In the Thursday meeting, Maddox said the cities of Tuscaloosa and Northport should increase the money they give to PARA each year so each government body is giving the agency roughly the same amount per resident.
Maddox said the City of Tuscaloosa is considering increasing their PARA funding by $476,415 in 2022, and asked Northport to raise its funding by $548,855. In turn, Tuscaloosa County decrease cut its contributions by $383,360, netting PARA $641,000 more than they received this year.
Under that model, Northport's contribution would increase to roughly $20 per resident in 2022, compared to $27 per person in the city of Tuscaloosa. Maddox suggested Northport leaders commit to increasing their contributions to PARA by $1 per resident reach year until they matched Tuscaloosa city and county.
Maddox did note that each government agency has increased its contributions to PARA significantly since 2005. Northport's funding increased by 17%, while Tuscaloosa's increased by 49%. The County's total funding increased rose 227% in that same time, and PARA's overall funding saw a 99% increase in that period.

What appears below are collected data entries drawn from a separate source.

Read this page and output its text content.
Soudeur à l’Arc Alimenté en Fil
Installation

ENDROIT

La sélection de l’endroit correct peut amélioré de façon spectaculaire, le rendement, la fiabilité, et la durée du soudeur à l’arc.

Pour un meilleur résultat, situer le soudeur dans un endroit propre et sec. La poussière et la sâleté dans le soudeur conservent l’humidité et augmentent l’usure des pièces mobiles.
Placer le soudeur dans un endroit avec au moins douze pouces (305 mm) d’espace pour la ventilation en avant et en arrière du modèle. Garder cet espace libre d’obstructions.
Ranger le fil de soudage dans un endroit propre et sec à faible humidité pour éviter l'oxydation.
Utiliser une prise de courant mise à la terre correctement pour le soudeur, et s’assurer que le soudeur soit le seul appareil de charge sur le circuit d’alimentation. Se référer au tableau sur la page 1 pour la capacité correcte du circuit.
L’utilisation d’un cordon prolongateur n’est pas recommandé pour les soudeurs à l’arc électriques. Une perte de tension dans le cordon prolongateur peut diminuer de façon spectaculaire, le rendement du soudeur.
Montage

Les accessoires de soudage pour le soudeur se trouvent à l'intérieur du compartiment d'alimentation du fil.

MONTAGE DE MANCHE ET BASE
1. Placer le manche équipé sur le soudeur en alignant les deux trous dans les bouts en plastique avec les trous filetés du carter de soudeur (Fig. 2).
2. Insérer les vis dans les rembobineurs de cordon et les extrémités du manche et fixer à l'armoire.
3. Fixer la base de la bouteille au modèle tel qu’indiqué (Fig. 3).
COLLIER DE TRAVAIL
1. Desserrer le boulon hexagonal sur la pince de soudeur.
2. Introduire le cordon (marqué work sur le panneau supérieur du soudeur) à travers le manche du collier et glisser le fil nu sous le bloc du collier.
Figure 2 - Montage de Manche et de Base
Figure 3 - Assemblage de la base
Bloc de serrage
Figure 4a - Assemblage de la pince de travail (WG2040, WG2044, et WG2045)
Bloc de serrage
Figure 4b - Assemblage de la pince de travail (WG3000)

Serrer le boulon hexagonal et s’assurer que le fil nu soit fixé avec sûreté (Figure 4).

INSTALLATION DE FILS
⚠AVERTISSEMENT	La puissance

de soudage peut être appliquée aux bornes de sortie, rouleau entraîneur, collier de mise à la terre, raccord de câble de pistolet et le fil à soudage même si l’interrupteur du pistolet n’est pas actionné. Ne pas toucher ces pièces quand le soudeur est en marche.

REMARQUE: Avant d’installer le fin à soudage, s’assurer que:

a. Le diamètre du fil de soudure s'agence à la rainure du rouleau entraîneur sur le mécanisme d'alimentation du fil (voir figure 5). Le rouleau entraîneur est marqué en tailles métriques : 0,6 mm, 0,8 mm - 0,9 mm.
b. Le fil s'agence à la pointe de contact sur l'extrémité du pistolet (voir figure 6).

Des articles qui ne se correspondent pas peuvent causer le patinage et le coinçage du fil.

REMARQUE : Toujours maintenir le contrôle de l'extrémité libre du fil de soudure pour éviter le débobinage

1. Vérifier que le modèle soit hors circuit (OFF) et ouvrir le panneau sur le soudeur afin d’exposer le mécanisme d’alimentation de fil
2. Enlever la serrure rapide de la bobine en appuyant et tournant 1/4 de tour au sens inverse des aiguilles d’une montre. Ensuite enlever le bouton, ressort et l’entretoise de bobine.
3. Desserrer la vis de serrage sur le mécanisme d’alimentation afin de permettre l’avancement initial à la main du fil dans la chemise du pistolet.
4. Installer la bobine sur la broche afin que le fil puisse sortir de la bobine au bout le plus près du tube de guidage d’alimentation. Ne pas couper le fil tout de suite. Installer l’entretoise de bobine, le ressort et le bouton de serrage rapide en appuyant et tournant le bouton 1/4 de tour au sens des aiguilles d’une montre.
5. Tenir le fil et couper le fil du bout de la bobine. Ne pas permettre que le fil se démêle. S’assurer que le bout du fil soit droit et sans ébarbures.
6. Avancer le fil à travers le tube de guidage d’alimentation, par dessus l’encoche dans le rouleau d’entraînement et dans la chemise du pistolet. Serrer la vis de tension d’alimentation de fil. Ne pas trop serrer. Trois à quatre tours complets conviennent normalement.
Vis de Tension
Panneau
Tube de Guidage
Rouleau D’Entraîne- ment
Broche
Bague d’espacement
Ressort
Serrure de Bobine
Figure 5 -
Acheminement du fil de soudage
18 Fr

Even so, Maddox said, PARA's needs have grown since its creation in the 1960's, at which time the majority of the county's population resided within 15 minutes of Downtown Tuscaloosa.
"[PARA] is being asked to try to fulfill three separate missions over a geographical span of Rhode Island," Maddox said. "What people may want in Samantha, Alabama, may be diametrically opposite from what they want in Duncanville, Alabama, that they may want in the city of Northport vs the city of Tuscaloosa."

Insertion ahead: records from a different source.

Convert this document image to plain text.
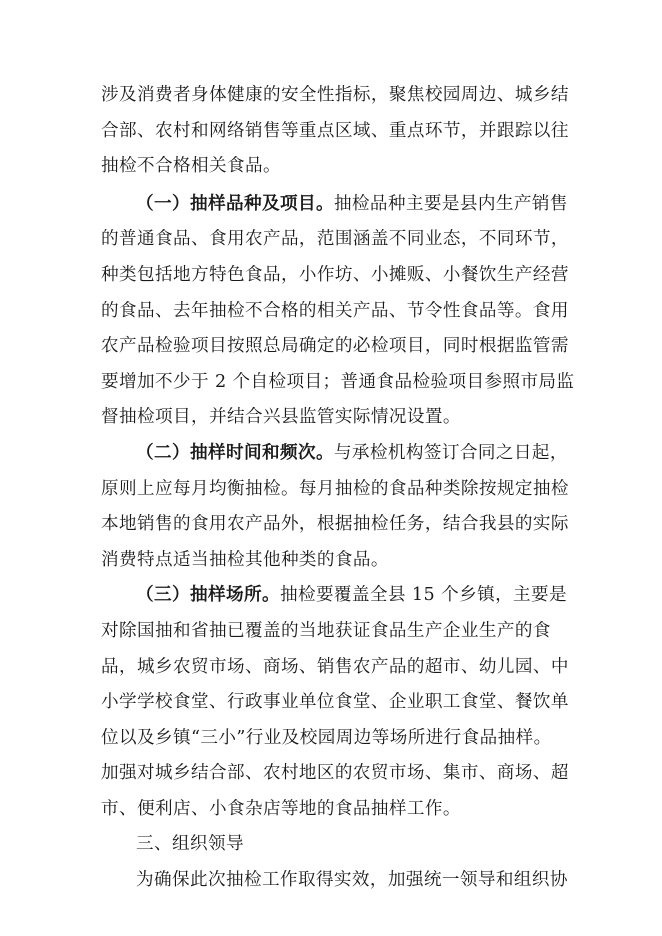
涉及消费者身体健康的安全性指标，聚焦校园周边、城乡结
合部、农村和网络销售等重点区域、重点环节，并跟踪以往
抽检不合格相关食品。

（一）抽样品种及项目。抽检品种主要是县内生产销售
的普通食品、食用农产品，范围涵盖不同业态，不同环节，
种类包括地方特色食品，小作坊、小摊贩、小餐饮生产经营
的食品、去年抽检不合格的相关产品、节令性食品等。食用
农产品检验项目按照总局确定的必检项目，同时根据监管需
要增加不少于 2 个自检项目；普通食品检验项目参照市局监
督抽检项目，并结合兴县监管实际情况设置。

（二）抽样时间和频次。与承检机构签订合同之日起，
原则上应每月均衡抽检。每月抽检的食品种类除按规定抽检
本地销售的食用农产品外，根据抽检任务，结合我县的实际
消费特点适当抽检其他种类的食品。

（三）抽样场所。抽检要覆盖全县 15 个乡镇，主要是
对除国抽和省抽已覆盖的当地获证食品生产企业生产的食
品，城乡农贸市场、商场、销售农产品的超市、幼儿园、中
小学学校食堂、行政事业单位食堂、企业职工食堂、餐饮单
位以及乡镇“三小”行业及校园周边等场所进行食品抽样。
加强对城乡结合部、农村地区的农贸市场、集市、商场、超
市、便利店、小食杂店等地的食品抽样工作。

三、组织领导

为确保此次抽检工作取得实效，加强统一领导和组织协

Maddox also proposed the establishment of a Metro Executive Committee inside PARA, made up of elected officials and people in the community. Its mission would be to determine PARA's vision, recommend its annual budget to PARA, and recommend new facilities to the board.

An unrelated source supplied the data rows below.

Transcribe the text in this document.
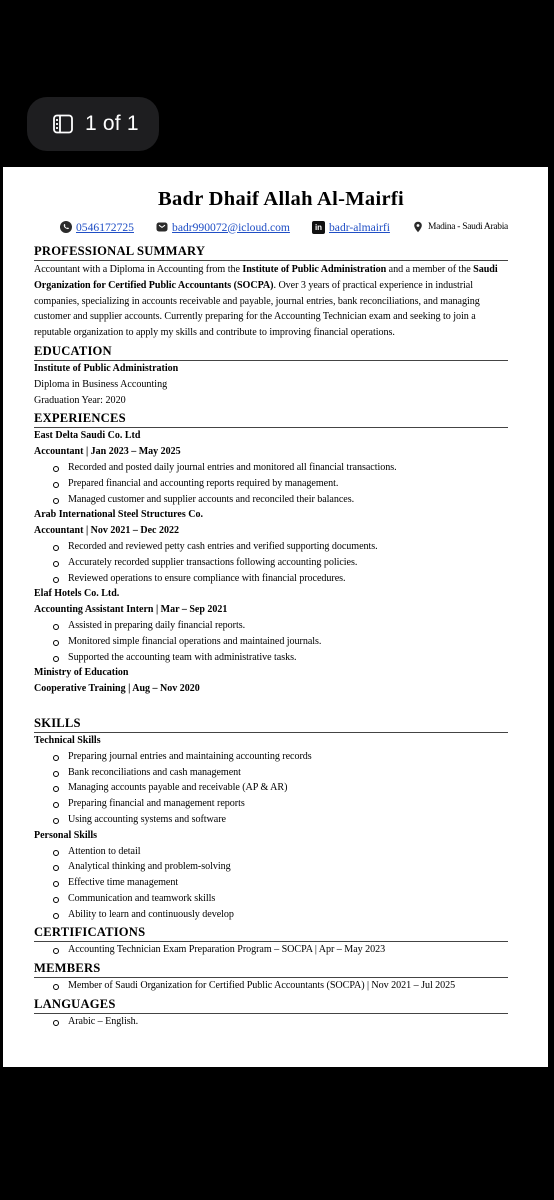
1 of 1
Badr Dhaif Allah Al-Mairfi
0546172725	badr990072@icloud.com	in badr-almairfi	Madina - Saudi Arabia
PROFESSIONAL SUMMARY

Accountant with a Diploma in Accounting from the Institute of Public Administration and a member of the Saudi Organization for Certified Public Accountants (SOCPA). Over 3 years of practical experience in industrial companies, specializing in accounts receivable and payable, journal entries, bank reconciliations, and managing customer and supplier accounts. Currently preparing for the Accounting Technician exam and seeking to join a reputable organization to apply my skills and contribute to improving financial operations.

EDUCATION
Institute of Public Administration
Diploma in Business Accounting
Graduation Year: 2020
EXPERIENCES
East Delta Saudi Co. Ltd
Accountant | Jan 2023 – May 2025
Recorded and posted daily journal entries and monitored all financial transactions.
Prepared financial and accounting reports required by management.
Managed customer and supplier accounts and reconciled their balances.
Arab International Steel Structures Co.
Accountant | Nov 2021 – Dec 2022
Recorded and reviewed petty cash entries and verified supporting documents.
Accurately recorded supplier transactions following accounting policies.
Reviewed operations to ensure compliance with financial procedures.
Elaf Hotels Co. Ltd.
Accounting Assistant Intern | Mar – Sep 2021
Assisted in preparing daily financial reports.
Monitored simple financial operations and maintained journals.
Supported the accounting team with administrative tasks.
Ministry of Education
Cooperative Training | Aug – Nov 2020
SKILLS
Technical Skills
Preparing journal entries and maintaining accounting records
Bank reconciliations and cash management
Managing accounts payable and receivable (AP & AR)
Preparing financial and management reports
Using accounting systems and software
Personal Skills
Attention to detail
Analytical thinking and problem-solving
Effective time management
Communication and teamwork skills
Ability to learn and continuously develop
CERTIFICATIONS
Accounting Technician Exam Preparation Program – SOCPA | Apr – May 2023
MEMBERS
Member of Saudi Organization for Certified Public Accountants (SOCPA) | Nov 2021 – Jul 2025
LANGUAGES
Arabic – English.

The Tuscaloosa mayor also proposed creating a Parks and Recreation subcommittee on the Tuscaloosa City Council.
Maddox said the eventual goal of his proposed funding changes is to see an improved level of accountability for both cities, improve quality of life for citizens and bolster economic development.
"I believe that the governing structure of PARA is broken," Maddox said. "Parks and Recreation today plays such a higher role in the future of our respective communities."
Northport City Council President Jeff Hogg raised some concerns about his city's contributions. He noted the disparities in PARA-funded facilities between the two cities. He said that Northport's general budget of $35 million is only 23% of Tuscaloosa's same general fund of $154 million.
Northport is home to only two PARA facilities within its city limits: the Kentuck Art Center and Museum and the Northport Community Center. Hogg said that equates to 12.5% of PARA facilities and argued that if Northport adopts Maddox's funding plan, the city would essentially be overpaying by over 133%.
Maddox humored the idea of annexing certain facilities like Sokol Park into Northport city limits to account for this difference, but did not elaborate any further.
"How many of us want PARA to take over the Tuscaloosa Amphitheater, or the River Market?" Maddox asked. "We have a high standard of excellence because we put the resources in here to maintain that... If we don't properly fund PARA and then hold them accountable, none of us will ever get that standard of excellence."
After the meeting, Maddox was asked about what's next regarding the negotiations.
"I can't really tell you, but I was very appreciative," he said. "They gave me a chance to talk to them and I think that speaks a lot of our long-term partnership."
Maddox said that if an agreement is struck, he hopes to implement these decisions by FY 2023.
"We're always talking about survivability. Wouldn't it be great if we were talking about... How we are going to have the best parks and recreation system?" Maddox said. "There's no way we can have the best parks, arts and entertainment recreation system under that model, so I look forward to discussions when we don't have to talk about that.